SANTA CLARA, Calif.
— Veteran Chris Brown was one of four people shot and killed Wednesday while protecting another soldier from an attack, a veteran told ABC News.
“I can tell you I was standing in the parking lot and I saw him come down the ramp, and I just said, ‘We need you to come get him,’ and that’s how I got hit,” Brown said.
Brown said he heard multiple shots and saw three of the soldiers fall and another get shot.
One soldier was later identified as Corporal David B. Schulte, who was killed.
Other soldiers were not injured.
The four wounded soldiers were a medic and a sniper, a spokesman for the Army said.
One of the wounded soldiers was wounded by a grenade and is expected to survive, the spokesman said.
Brown said Schulter, who is white, was a sniper who worked at a nearby base.
The other three soldiers were also wounded, but their injuries are not life-threatening, he said.
Brown said Schulde was working to get a medical helicopter to take the wounded to a nearby hospital.

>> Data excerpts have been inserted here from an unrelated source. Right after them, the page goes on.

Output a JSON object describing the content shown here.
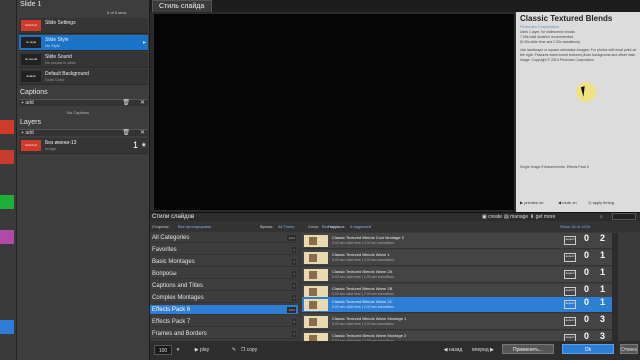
{
  "left": {
    "slide_header": "Slide 1",
    "counter": "0 of 5 secs",
    "rows": [
      {
        "thumb": "bunch of",
        "title": "Slide Settings",
        "sub": ""
      },
      {
        "thumb": "no style",
        "title": "Slide Style",
        "sub": "No Style"
      },
      {
        "thumb": "no sound",
        "title": "Slide Sound",
        "sub": "No sound in slide"
      },
      {
        "thumb": "default",
        "title": "Default Background",
        "sub": "Solid Color"
      }
    ],
    "captions_header": "Captions",
    "add_label": "add",
    "no_captions": "No Captions",
    "layers_header": "Layers",
    "layer": {
      "thumb": "bunch of",
      "title": "Без имени-13",
      "sub": "Image",
      "num": "1"
    }
  },
  "preview": {
    "tab": "Стиль слайда",
    "title": "Classic Textured Blends",
    "company": "Photodex Corporation",
    "desc1": "Uses 1 layer, for widescreen shows",
    "desc2": "7.00s total duration recommended",
    "desc3": "(5.00s slide time and 2.00s transitions)",
    "desc4": "Use landscape or square-orientation images. For photos with focal point on the right. Features warm-toned textured photo background and offset main image. Copyright © 2014 Photodex Corporation",
    "desc5": "Single Image Enhancements, Effects Pack 6",
    "preview_on": "preview on",
    "mute_on": "mute on",
    "apply_timing": "apply timing"
  },
  "styles": {
    "header": "Стили слайдов",
    "create": "create",
    "manage": "manage",
    "get_more": "get more",
    "filter_side_label": "Стороны:",
    "filter_side": "Все пропорциями",
    "filter_time_label": "Время:",
    "filter_time": "All Times",
    "filter_layers_label": "Слои:",
    "filter_layers": "Все слои",
    "filter_caps_label": "Надписи:",
    "filter_caps": "0 надписей",
    "count_info": "Show 16 of 1234",
    "categories": [
      {
        "name": "All Categories",
        "count": "1234"
      },
      {
        "name": "Favorites",
        "count": "0"
      },
      {
        "name": "Basic Montages",
        "count": "4"
      },
      {
        "name": "Вопросы",
        "count": "3"
      },
      {
        "name": "Captions and Titles",
        "count": "5"
      },
      {
        "name": "Complex Montages",
        "count": "1"
      },
      {
        "name": "Effects Pack 6",
        "count": "1993"
      },
      {
        "name": "Effects Pack 7",
        "count": "8"
      },
      {
        "name": "Frames and Borders",
        "count": "4"
      }
    ],
    "items": [
      {
        "name": "Classic Textured Blends Cool Montage 2",
        "dur": "5.00 sec slide time | 2.00 sec transitions",
        "a": "0",
        "b": "2"
      },
      {
        "name": "Classic Textured Blends Warm 1",
        "dur": "5.00 sec slide time | 2.00 sec transitions",
        "a": "0",
        "b": "1"
      },
      {
        "name": "Classic Textured Blends Warm 2A",
        "dur": "5.00 sec slide time | 2.00 sec transitions",
        "a": "0",
        "b": "1"
      },
      {
        "name": "Classic Textured Blends Warm 2B",
        "dur": "5.00 sec slide time | 2.00 sec transitions",
        "a": "0",
        "b": "1"
      },
      {
        "name": "Classic Textured Blends Warm 2C",
        "dur": "5.00 sec slide time | 2.00 sec transitions",
        "a": "0",
        "b": "1"
      },
      {
        "name": "Classic Textured Blends Warm Montage 1",
        "dur": "5.00 sec slide time | 2.00 sec transitions",
        "a": "0",
        "b": "3"
      },
      {
        "name": "Classic Textured Blends Warm Montage 2",
        "dur": "5.00 sec slide time | 2.00 sec transitions",
        "a": "0",
        "b": "3"
      }
    ],
    "aspect_label": "aspect",
    "captions_label": "captions",
    "layers_label": "layers"
  },
  "bottom": {
    "zoom": "100",
    "play": "play",
    "copy": "copy",
    "back": "назад",
    "fwd": "вперед",
    "apply": "Применить...",
    "ok": "Ok",
    "cancel": "Отмена"
  }
}
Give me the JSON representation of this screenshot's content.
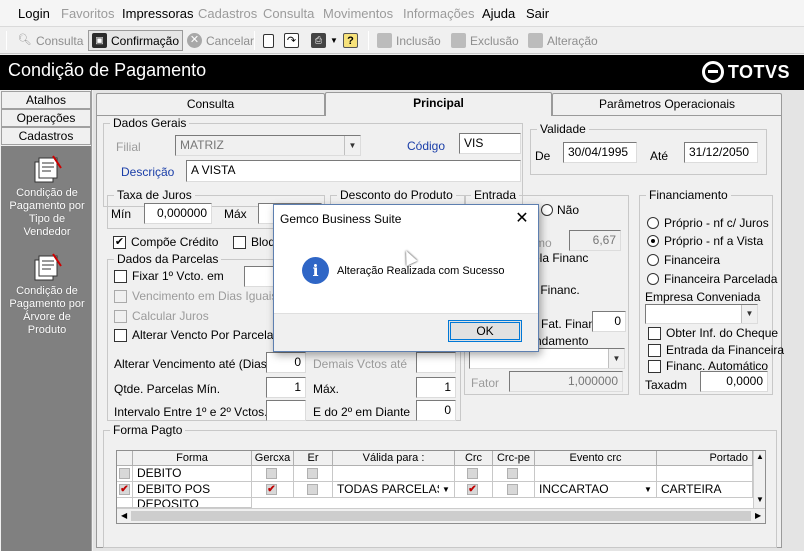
{
  "menu": {
    "items": [
      {
        "label": "Login",
        "enabled": true
      },
      {
        "label": "Favoritos",
        "enabled": false
      },
      {
        "label": "Impressoras",
        "enabled": true
      },
      {
        "label": "Cadastros",
        "enabled": false
      },
      {
        "label": "Consulta",
        "enabled": false
      },
      {
        "label": "Movimentos",
        "enabled": false
      },
      {
        "label": "Informações",
        "enabled": false
      },
      {
        "label": "Ajuda",
        "enabled": true
      },
      {
        "label": "Sair",
        "enabled": true
      }
    ]
  },
  "toolbar": {
    "consulta": "Consulta",
    "confirmacao": "Confirmação",
    "cancelar": "Cancelar",
    "inclusao": "Inclusão",
    "exclusao": "Exclusão",
    "alteracao": "Alteração"
  },
  "window": {
    "title": "Condição de Pagamento",
    "brand": "TOTVS"
  },
  "sidebar": {
    "tabs": [
      "Atalhos",
      "Operações",
      "Cadastros"
    ],
    "items": [
      {
        "label": "Condição de Pagamento por Tipo de Vendedor"
      },
      {
        "label": "Condição de Pagamento por Árvore de Produto"
      }
    ]
  },
  "tabs": {
    "consulta": "Consulta",
    "principal": "Principal",
    "parametros": "Parâmetros Operacionais"
  },
  "dados_gerais": {
    "title": "Dados Gerais",
    "filial_label": "Filial",
    "filial_value": "MATRIZ",
    "codigo_label": "Código",
    "codigo_value": "VIS",
    "descricao_label": "Descrição",
    "descricao_value": "A VISTA"
  },
  "validade": {
    "title": "Validade",
    "de_label": "De",
    "de_value": "30/04/1995",
    "ate_label": "Até",
    "ate_value": "31/12/2050"
  },
  "taxa_juros": {
    "title": "Taxa de Juros",
    "min_label": "Mín",
    "min_value": "0,000000",
    "max_label": "Máx"
  },
  "desconto": {
    "title": "Desconto do Produto"
  },
  "compoe_credito": "Compõe Crédito",
  "bloq_label": "Bloqu",
  "entrada": {
    "title": "Entrada",
    "nao_label": "Não",
    "mo_label": "mo",
    "mo_value": "6,67",
    "financ_label": "ela Financ",
    "financ2_label": "r Financ.",
    "fat_label": "Fat. Finan",
    "fat_value": "0",
    "arred_label": "ndamento",
    "fator_label": "Fator",
    "fator_value": "1,000000"
  },
  "financiamento": {
    "title": "Financiamento",
    "options": [
      {
        "label": "Próprio - nf c/ Juros",
        "selected": false
      },
      {
        "label": "Próprio - nf a Vista",
        "selected": true
      },
      {
        "label": "Financeira",
        "selected": false
      },
      {
        "label": "Financeira Parcelada",
        "selected": false
      }
    ],
    "empresa_label": "Empresa Conveniada",
    "checks": [
      {
        "label": "Obter Inf. do Cheque",
        "checked": false
      },
      {
        "label": "Entrada da Financeira",
        "checked": false
      },
      {
        "label": "Financ. Automático",
        "checked": false
      }
    ],
    "taxadm_label": "Taxadm",
    "taxadm_value": "0,0000"
  },
  "parcelas": {
    "title": "Dados da Parcelas",
    "fixar_label": "Fixar 1º Vcto. em",
    "venc_iguais_label": "Vencimento em Dias Iguais",
    "calcular_juros_label": "Calcular Juros",
    "alterar_vencto_label": "Alterar Vencto Por Parcela (Dia",
    "alterar_ate_label": "Alterar Vencimento até (Dias)",
    "alterar_ate_value": "0",
    "demais_label": "Demais Vctos até",
    "qtde_min_label": "Qtde. Parcelas Mín.",
    "qtde_min_value": "1",
    "max_label": "Máx.",
    "max_value": "1",
    "intervalo_label": "Intervalo Entre 1º e 2º Vctos.",
    "e_do_label": "E do 2º em Diante",
    "e_do_value": "0"
  },
  "forma_pagto": {
    "title": "Forma Pagto",
    "columns": [
      "Forma",
      "Gercxa",
      "Er",
      "Válida para :",
      "Crc",
      "Crc-pe",
      "Evento crc",
      "Portado"
    ],
    "rows": [
      {
        "selected": false,
        "forma": "DEBITO",
        "gercxa": false,
        "valida": "",
        "crc": false,
        "evento": "",
        "portador": ""
      },
      {
        "selected": true,
        "forma": "DEBITO POS",
        "gercxa": true,
        "valida": "TODAS PARCELAS",
        "crc": true,
        "evento": "INCCARTAO",
        "portador": "CARTEIRA"
      },
      {
        "selected": false,
        "forma": "DEPOSITO",
        "gercxa": false,
        "valida": "",
        "crc": false,
        "evento": "",
        "portador": ""
      }
    ]
  },
  "dialog": {
    "title": "Gemco Business Suite",
    "message": "Alteração Realizada com Sucesso",
    "ok": "OK"
  }
}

He said Schulter was in the front line and could not be counted on.
“I told him that he’s my friend, that I’m going to support him and that he needs to come help him, and he said, `I don’t know where he’s at, but I need you,'” Brown said in an interview Thursday.
He added that he tried desperately to get Schultemt out of the line of fire to help him get out of harm’s way.
After the shooting, Brown and two other veterans, Sgt. 1st Class Jason L. Oden, 32, and Sgt. 2nd Class Ryan D. Glynn, 26, rushed to help the wounded soldier.
“They were shot, they were shot and they were dying, and we didn’t get to save them,” Brown told ABC.
“The other guys had their arms up and they said, ‘You guys are a bunch of good men. “
You should be here helping people.’ “
The other guys had their arms up and they said, ‘You guys are a bunch of good men.
You should be here helping people.’
And I said, ‘Yeah, but we’re gonna help each other.'”
Brown, a former Army Ranger, said he was wounded Wednesday when a gunman opened fire at his unit at Fort Carson, Colo.
He spent six weeks in the intensive care unit before he was released and began serving with the Marines in the wake of the Sept. 11, 2001, terrorist attacks.
In the interview with ABC, Brown also said he has been trying to get the military to change its policies toward the use of lethal force.
Last year, a Marine killed an unarmed Afghan who approached a U.S. base in Kandahar, Afghanistan, and shot and wounded the veteran.